Hutchinson made his comments after signing into law Act 182 by Sen. Missy Irvin, R-Mountain View, and Rep. DeAnn Vaught, R-Horatio, which allows female state employees from various state agencies to take up to four weeks of paid maternity leave after a birth or adoption by drawing from a bank of unused sick leave donated by other state employees. The law combines all state agency leave banks into one that will be administered by the Office of Personnel Management.
Elsewhere at the Capitol, members of the Arkansas House of Representatives voted for a bill allowing victims of ethics violations by judges and justices to sue them.
House Bill 1007 by Rep.
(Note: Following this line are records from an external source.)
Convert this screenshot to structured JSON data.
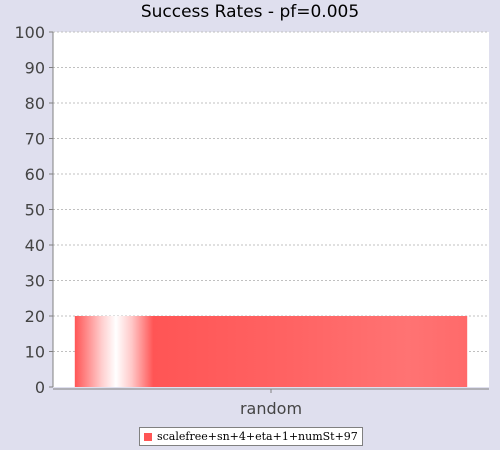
{
  "chart_data": {
    "type": "bar",
    "title": "Success Rates - pf=0.005",
    "xlabel": "",
    "ylabel": "",
    "categories": [
      "random"
    ],
    "series": [
      {
        "name": "scalefree+sn+4+eta+1+numSt+97",
        "values": [
          20
        ],
        "color": "#ff5555"
      }
    ],
    "ylim": [
      0,
      100
    ],
    "yticks": [
      "0",
      "10",
      "20",
      "30",
      "40",
      "50",
      "60",
      "70",
      "80",
      "90",
      "100"
    ],
    "grid": true,
    "legend": "bottom-center"
  }
}
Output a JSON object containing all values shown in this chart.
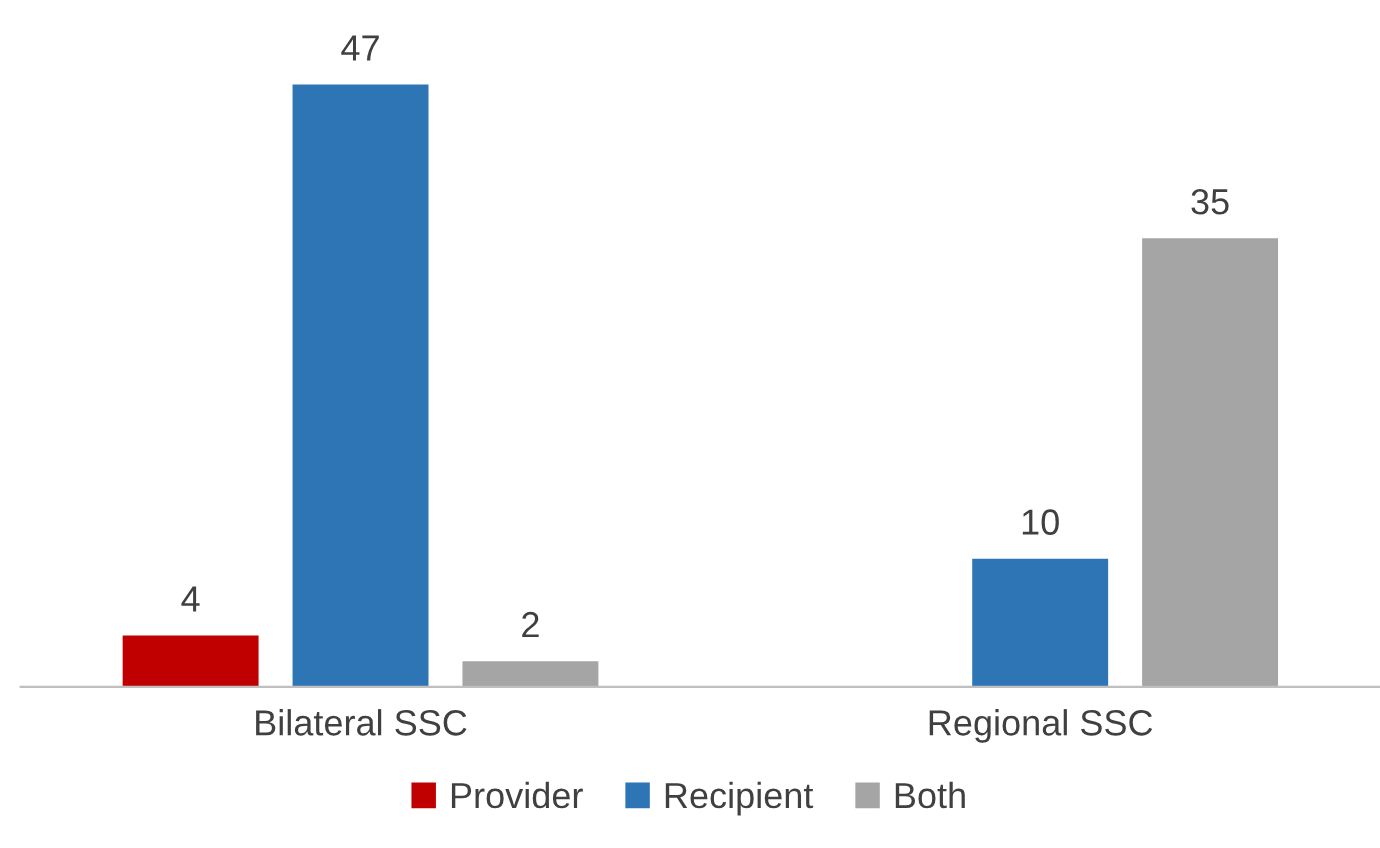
{
  "chart_data": {
    "type": "bar",
    "categories": [
      "Bilateral SSC",
      "Regional SSC"
    ],
    "series": [
      {
        "name": "Provider",
        "color": "#c00000",
        "values": [
          4,
          null
        ]
      },
      {
        "name": "Recipient",
        "color": "#2e75b6",
        "values": [
          47,
          10
        ]
      },
      {
        "name": "Both",
        "color": "#a5a5a5",
        "values": [
          2,
          35
        ]
      }
    ],
    "data_labels": true,
    "legend": "bottom",
    "grid": false
  }
}
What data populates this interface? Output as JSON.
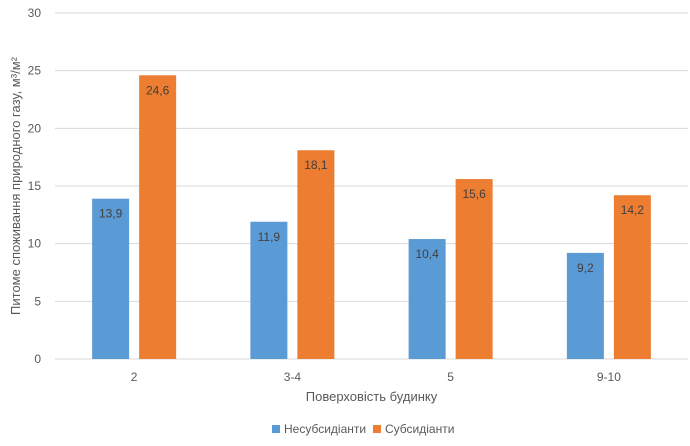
{
  "chart_data": {
    "type": "bar",
    "categories": [
      "2",
      "3-4",
      "5",
      "9-10"
    ],
    "series": [
      {
        "name": "Несубсидіанти",
        "values": [
          13.9,
          11.9,
          10.4,
          9.2
        ],
        "labels": [
          "13,9",
          "11,9",
          "10,4",
          "9,2"
        ],
        "color": "#5b9bd5"
      },
      {
        "name": "Субсидіанти",
        "values": [
          24.6,
          18.1,
          15.6,
          14.2
        ],
        "labels": [
          "24,6",
          "18,1",
          "15,6",
          "14,2"
        ],
        "color": "#ed7d31"
      }
    ],
    "title": "",
    "xlabel": "Поверховість будинку",
    "ylabel": "Питоме споживання природного газу, м³/м²",
    "ylim": [
      0,
      30
    ],
    "yticks": [
      0,
      5,
      10,
      15,
      20,
      25,
      30
    ],
    "grid": true,
    "legend_position": "bottom",
    "gridline_color": "#d9d9d9"
  }
}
Clarke Tucker, D-Little Rock, would remove judicial immunity when the plaintiff is the victim of an adverse decision that was made as a result of a bribe. The bill passed 89-0 with 1 voting present.
In other business, House members:
– Voted 81-0 for House Bill 1532 by Rep. Justin Boyd, R-Fort Smith, which would require new political parties to nominate candidates via convention by noon on the date of the primary elections. New political parties are any party that must collect signatures and file a petition to attain a spot on the ballot as a result of earning less than 3% of the vote in previous presidential or gubernatorial elections. Current law, successfully challenged in court, required third parties to nominate candidates by the end of the filing period for Republican and Democratic candidates.
– Voted 85-0 for HB 1402 by Boyd, which states that if the U.S. Food and Drug Administration reschedules a marijuana-derived substance and approves marketing the substance as a prescription medication, the director of the Department of Health shall consider the rescheduling.
– Voted 83-1 for HB 1451 by Rep. Trevor Drown, R-Dover, which would prohibit current members of the the United States military or the Arkansas National Guard from being a qualifying patient or designated caregiver under the Medical Marijuana Amendment.
– Voted 80-1 for HB 1507 by Rep. Douglas House, R-North Little Rock, which would allow the collecting of fees and fines by the agencies responsible for regulating medical marijuana – the Medical Marijuana Commission, the Department of Health, and DFA’s Alcoholic Beverage Control Division.
– Voted 81-1 for HB 1519, which would shift the Arkansas Medical Marijuana Commission to the Department of Finance and Administration. The five-member commission, which determines licensure qualifications for cultivation facilities and dispensaries, was created by the amendment as an independent body, but in practice it receives staff support from DFA.
– Voted 32-56 against House Joint Resolution 1022 by Rep. Rick Beck, R-Center Ridge, which called for a convention of the states under Article V of the Constitution. Delegates would vote on authorizing the states to nullify and repeal federal statutes, executive orders, judicial decisions, and regulatory decisions if they muster a three-fifths vote of state legislatures.